Pubdate: Sat, 12 Jan 2002
Source: Messenger-Inquirer (KY)
Copyright: 2002 Messenger-Inquirer
Contact:  http://www.messenger-inquirer.com
Details: http://www.mapinc.org/media/1285
Author: David Blackburn, Messenger-Inquirer
Bookmark: http://www.mapinc.org/find?159 (Drug Courts)
Bookmark: http://www.mapinc.org/meth.htm (Methamphetamine)

CIRCUIT JUDGE BEGINS DRUG COURT TO HELP ADDICTS

GREENVILLE -- Circuit Judge David Jernigan greeted the first five 
participants in the new Muhlenberg Drug Court with kind, but firm, words 
Friday afternoon.

"We're not your enemy," the judge told the woman and four men standing 
before him in the third-floor Circuit Courtroom of the Muhlenberg County 
Courthouse. "We want you to do well; we don't want you behind bars."

But that is where they will go if they use alcohol and illegal drugs or 
disobey the terms of probation during the one to two years of the Drug 
Court program.

If that happens, "you will flunk and you will go back to jail and serve out 
your time," Jernigan said during the 30-minute inaugural session.

Jernigan knows that people in the program, which tries to rehabilitate 
people with addictions and reduce the number of repeat offenders, "are more 
likely to violate probation than non-addicts.

"What we're doing is just spending . . . extra time with these 
individuals," he said.

With the drug court, "you don't see same faces in court over and over 
again," said Marianne Darity, the court's volunteer coordinator.

Other Drug Court team members include Jernigan, Sheriff Jerry Mayhugh, 
probation/parole officer Tommy Fauntleroy, Commonwealth's Attorney Ralph 
Vick, public defender Paul Allen and Bruce Penrod with the Pennyroyal 
Mental Health Center in Greenville.

Jernigan ordered all five people to find a job if they don't already have 
one; to enroll in General Education Diploma (GED) classes if they don't 
have a high school education; and to work toward a stable living environment.

"This Drug Court team felt it was important that you attend AA or NA 
meetings," Jernigan said in ordering them to attend at least drug three 
meetings of Alcoholics Anonymous or Narcotics Anonymous next week.

Team members will meet every Friday morning to review each case and make 
sure the five keep all appointments and counseling sessions, he warned.

"You will be sanctioned for each violation," Jernigan said. Possible 
punishments range from community service to added counseling and drug 
screens to jail time, he said.

The judge also ordered them to bring with them to next week's session a 
one-to two-page report telling him of their history of drug use and a list 
of drugs to which they think they are addicted.

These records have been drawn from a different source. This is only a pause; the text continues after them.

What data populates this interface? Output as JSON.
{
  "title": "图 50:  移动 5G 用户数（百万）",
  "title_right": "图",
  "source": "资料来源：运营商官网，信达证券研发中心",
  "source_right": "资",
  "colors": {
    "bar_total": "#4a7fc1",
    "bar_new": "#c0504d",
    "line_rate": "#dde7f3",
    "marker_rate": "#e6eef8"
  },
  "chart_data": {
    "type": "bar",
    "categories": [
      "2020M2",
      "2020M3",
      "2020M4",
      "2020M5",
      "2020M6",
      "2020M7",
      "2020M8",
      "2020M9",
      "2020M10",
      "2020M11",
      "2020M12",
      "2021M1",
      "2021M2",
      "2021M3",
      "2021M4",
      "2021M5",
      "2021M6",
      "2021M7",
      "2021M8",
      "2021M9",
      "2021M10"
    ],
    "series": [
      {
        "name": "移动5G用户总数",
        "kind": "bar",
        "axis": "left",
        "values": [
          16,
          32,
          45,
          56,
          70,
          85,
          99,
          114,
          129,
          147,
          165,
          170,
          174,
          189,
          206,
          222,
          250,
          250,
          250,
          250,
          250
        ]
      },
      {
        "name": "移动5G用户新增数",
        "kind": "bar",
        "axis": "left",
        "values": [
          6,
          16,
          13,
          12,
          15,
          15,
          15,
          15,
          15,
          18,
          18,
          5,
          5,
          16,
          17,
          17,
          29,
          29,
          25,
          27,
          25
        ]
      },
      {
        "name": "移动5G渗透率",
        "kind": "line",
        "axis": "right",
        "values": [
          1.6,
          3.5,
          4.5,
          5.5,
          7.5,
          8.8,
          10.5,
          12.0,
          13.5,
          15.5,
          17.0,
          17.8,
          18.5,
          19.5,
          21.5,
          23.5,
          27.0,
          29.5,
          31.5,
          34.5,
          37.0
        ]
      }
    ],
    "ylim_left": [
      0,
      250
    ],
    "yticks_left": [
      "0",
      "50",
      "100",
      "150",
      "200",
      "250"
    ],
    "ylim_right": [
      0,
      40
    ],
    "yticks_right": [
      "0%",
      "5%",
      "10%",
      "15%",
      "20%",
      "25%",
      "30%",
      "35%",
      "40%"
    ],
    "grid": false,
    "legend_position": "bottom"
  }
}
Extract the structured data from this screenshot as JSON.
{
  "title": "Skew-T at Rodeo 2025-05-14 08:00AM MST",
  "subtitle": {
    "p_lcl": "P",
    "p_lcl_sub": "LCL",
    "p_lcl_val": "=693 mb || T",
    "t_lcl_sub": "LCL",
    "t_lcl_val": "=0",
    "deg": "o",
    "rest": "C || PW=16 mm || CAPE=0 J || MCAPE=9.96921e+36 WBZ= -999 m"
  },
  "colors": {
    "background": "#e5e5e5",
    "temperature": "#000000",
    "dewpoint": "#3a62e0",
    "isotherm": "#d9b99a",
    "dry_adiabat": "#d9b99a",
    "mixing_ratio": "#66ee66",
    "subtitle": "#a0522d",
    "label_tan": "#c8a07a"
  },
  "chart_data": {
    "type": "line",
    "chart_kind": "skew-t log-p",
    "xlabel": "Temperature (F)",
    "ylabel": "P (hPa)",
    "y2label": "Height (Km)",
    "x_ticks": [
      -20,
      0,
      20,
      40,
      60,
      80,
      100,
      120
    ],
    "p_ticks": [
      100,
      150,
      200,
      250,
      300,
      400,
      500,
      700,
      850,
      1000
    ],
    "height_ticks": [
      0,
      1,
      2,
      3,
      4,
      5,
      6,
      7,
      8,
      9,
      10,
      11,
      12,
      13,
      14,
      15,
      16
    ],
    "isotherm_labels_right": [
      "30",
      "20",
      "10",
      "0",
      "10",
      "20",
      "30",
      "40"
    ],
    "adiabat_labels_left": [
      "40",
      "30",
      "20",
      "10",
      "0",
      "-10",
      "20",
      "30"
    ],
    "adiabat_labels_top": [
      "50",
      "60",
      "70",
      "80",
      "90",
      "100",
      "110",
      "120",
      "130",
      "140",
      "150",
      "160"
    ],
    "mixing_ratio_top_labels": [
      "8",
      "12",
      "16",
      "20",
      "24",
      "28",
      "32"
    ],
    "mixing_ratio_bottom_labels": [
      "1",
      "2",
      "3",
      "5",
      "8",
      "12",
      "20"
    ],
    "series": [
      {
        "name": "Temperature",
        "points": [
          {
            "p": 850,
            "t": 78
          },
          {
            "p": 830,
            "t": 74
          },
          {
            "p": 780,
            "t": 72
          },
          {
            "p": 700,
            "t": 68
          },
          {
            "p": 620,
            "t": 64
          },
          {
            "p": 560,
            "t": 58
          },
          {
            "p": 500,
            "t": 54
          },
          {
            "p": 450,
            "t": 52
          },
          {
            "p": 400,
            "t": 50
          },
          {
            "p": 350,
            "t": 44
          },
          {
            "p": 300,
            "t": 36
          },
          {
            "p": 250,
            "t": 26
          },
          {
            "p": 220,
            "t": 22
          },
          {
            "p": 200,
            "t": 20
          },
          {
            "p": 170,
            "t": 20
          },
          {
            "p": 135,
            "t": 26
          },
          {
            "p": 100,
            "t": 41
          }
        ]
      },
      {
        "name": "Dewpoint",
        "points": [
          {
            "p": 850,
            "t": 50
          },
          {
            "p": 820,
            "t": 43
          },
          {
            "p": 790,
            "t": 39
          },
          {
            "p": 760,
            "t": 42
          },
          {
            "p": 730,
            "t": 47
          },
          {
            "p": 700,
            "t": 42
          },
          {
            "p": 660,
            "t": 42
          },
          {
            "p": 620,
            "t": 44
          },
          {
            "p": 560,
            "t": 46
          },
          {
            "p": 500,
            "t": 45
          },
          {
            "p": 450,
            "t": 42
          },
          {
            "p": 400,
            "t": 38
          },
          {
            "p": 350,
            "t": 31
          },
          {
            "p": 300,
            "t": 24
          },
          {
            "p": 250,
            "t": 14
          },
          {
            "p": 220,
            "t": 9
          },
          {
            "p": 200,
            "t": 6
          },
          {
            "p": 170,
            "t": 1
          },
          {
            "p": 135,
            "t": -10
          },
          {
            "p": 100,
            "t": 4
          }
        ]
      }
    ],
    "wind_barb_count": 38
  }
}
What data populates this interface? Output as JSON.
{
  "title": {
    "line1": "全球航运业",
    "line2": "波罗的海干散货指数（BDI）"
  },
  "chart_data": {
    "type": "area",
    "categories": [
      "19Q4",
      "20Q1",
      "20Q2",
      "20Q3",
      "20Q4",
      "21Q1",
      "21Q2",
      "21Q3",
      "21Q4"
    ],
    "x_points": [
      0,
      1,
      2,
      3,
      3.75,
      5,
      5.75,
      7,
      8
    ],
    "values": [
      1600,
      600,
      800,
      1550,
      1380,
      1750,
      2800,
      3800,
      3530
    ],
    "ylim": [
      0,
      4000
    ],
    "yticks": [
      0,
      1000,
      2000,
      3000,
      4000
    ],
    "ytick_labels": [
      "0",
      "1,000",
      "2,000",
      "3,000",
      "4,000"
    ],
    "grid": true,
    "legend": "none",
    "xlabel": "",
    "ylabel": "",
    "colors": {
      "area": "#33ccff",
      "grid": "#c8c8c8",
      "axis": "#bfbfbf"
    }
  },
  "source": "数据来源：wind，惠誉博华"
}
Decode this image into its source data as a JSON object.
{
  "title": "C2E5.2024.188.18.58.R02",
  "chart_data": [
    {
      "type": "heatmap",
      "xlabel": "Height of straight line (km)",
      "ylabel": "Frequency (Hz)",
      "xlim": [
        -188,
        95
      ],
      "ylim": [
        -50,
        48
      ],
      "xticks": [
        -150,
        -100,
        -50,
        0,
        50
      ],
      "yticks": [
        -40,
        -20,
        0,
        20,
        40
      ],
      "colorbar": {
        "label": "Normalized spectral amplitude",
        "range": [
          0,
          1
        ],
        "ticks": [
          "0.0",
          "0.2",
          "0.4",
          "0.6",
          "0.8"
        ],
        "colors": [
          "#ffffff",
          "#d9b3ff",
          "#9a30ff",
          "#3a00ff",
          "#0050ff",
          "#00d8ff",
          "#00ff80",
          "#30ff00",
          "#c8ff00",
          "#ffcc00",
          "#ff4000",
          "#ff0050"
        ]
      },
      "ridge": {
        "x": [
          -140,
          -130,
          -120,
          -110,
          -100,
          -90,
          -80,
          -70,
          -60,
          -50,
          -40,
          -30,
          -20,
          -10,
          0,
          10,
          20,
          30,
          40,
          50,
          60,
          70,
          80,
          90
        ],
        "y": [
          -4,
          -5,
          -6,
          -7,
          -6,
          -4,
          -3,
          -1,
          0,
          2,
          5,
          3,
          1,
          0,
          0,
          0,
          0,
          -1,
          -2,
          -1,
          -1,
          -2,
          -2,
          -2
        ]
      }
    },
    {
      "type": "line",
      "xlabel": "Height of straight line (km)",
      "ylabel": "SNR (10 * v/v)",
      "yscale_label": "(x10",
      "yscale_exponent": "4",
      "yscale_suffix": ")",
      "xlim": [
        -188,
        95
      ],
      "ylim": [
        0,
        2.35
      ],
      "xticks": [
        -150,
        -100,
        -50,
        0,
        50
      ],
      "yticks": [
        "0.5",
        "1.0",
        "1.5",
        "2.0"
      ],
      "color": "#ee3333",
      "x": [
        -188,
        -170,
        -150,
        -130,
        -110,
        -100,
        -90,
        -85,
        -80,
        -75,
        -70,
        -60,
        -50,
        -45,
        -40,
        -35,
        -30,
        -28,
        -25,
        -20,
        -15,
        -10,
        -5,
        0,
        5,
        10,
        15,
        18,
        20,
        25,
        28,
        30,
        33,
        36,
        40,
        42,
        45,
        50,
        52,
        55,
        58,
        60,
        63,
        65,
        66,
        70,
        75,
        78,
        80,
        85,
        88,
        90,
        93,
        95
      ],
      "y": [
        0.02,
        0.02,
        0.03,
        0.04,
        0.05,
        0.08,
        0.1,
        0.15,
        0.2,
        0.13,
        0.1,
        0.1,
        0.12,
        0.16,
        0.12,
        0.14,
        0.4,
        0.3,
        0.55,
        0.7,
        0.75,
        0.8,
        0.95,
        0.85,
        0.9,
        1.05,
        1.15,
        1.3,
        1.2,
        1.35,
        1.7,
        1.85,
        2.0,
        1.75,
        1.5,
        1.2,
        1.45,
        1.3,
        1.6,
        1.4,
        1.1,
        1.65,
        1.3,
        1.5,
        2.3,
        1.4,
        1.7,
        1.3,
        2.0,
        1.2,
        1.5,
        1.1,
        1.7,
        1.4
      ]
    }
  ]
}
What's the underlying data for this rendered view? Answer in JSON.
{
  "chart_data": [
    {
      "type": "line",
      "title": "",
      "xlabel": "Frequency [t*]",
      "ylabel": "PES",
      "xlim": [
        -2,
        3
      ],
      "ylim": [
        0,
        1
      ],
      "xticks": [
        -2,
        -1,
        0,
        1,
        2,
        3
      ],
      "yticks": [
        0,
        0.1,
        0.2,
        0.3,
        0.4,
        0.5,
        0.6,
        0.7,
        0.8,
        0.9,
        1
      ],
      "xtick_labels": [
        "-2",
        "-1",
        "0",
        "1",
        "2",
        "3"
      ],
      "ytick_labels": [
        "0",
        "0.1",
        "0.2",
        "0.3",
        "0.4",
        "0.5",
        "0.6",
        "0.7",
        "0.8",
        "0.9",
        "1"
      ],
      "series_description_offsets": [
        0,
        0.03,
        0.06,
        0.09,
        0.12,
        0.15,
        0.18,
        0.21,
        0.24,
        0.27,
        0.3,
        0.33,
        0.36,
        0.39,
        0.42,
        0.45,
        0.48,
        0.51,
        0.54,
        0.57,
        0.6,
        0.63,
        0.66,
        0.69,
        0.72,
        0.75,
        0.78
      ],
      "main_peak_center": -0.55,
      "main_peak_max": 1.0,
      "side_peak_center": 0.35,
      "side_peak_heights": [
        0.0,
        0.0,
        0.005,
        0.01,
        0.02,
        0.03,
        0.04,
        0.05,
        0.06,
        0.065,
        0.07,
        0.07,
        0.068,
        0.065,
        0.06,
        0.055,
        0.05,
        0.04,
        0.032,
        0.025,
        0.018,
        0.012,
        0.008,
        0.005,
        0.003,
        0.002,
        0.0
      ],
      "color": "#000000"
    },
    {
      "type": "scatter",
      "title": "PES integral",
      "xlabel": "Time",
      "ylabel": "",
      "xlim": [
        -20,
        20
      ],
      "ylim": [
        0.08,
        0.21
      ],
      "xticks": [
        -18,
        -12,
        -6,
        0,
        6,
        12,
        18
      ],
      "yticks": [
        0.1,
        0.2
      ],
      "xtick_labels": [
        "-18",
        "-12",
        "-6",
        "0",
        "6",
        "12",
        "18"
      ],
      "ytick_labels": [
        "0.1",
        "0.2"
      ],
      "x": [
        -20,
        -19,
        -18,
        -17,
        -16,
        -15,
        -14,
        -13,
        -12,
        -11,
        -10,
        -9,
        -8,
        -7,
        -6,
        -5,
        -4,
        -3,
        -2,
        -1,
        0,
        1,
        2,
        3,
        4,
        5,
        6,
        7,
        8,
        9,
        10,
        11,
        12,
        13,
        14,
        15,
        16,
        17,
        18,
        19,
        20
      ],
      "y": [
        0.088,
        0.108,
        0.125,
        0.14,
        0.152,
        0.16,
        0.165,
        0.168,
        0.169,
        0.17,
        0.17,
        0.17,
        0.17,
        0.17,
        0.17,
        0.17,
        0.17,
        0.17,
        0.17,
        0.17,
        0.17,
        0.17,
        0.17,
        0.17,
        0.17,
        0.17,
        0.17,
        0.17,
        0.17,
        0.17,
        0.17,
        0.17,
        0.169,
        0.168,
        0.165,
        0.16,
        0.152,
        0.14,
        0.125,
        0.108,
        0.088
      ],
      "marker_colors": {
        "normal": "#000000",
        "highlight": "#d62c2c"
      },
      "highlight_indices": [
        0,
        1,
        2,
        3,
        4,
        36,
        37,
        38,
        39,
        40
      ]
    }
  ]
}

All five have said they are addicted to, or have tried, methamphetamine and 
marijuana, Darity said.

Of the three who said they were hooked on meth, "every one of them told me 
they were hooked the first time they tried it," Darity said.

It was a rise in meth cases in particular, and drug-related criminal cases 
in general, that prompted Jernigan to join the Drug Court program in mid-2000.

"I decided there had to be an alternative to the way we are doing things," 
he said. "We just have a lot of meth addicts."

Jernigan's analysis of 1999 and 2000 cases showed that of the 431 
indictments returned by local grand juries, 312, or 72 percent, included at 
least one drug charge.

That did not include the countless other charges -- robbery, burglary, 
thefts, cold checks -- that are often committed to help feed an addiction, 
he said.

Drug Court team members received training last year in Louisiana, New York 
City and Louisville in sessions sponsored by the U.S. Department of Justice.

The court is open to those with a felony drug conviction who have no 
history of violence and no sex offenses or drug-trafficking convictions. 
Vick initially recommends possible participants, who then are interviewed 
by the Drug Court team.

The first phase lasts eight weeks, followed by a 16-week second phase in 
which the number of counseling appointments and court dates are reduced, 
Jernigan told the five participants. Those obligations are further reduced 
during the 24-week third phase, he said.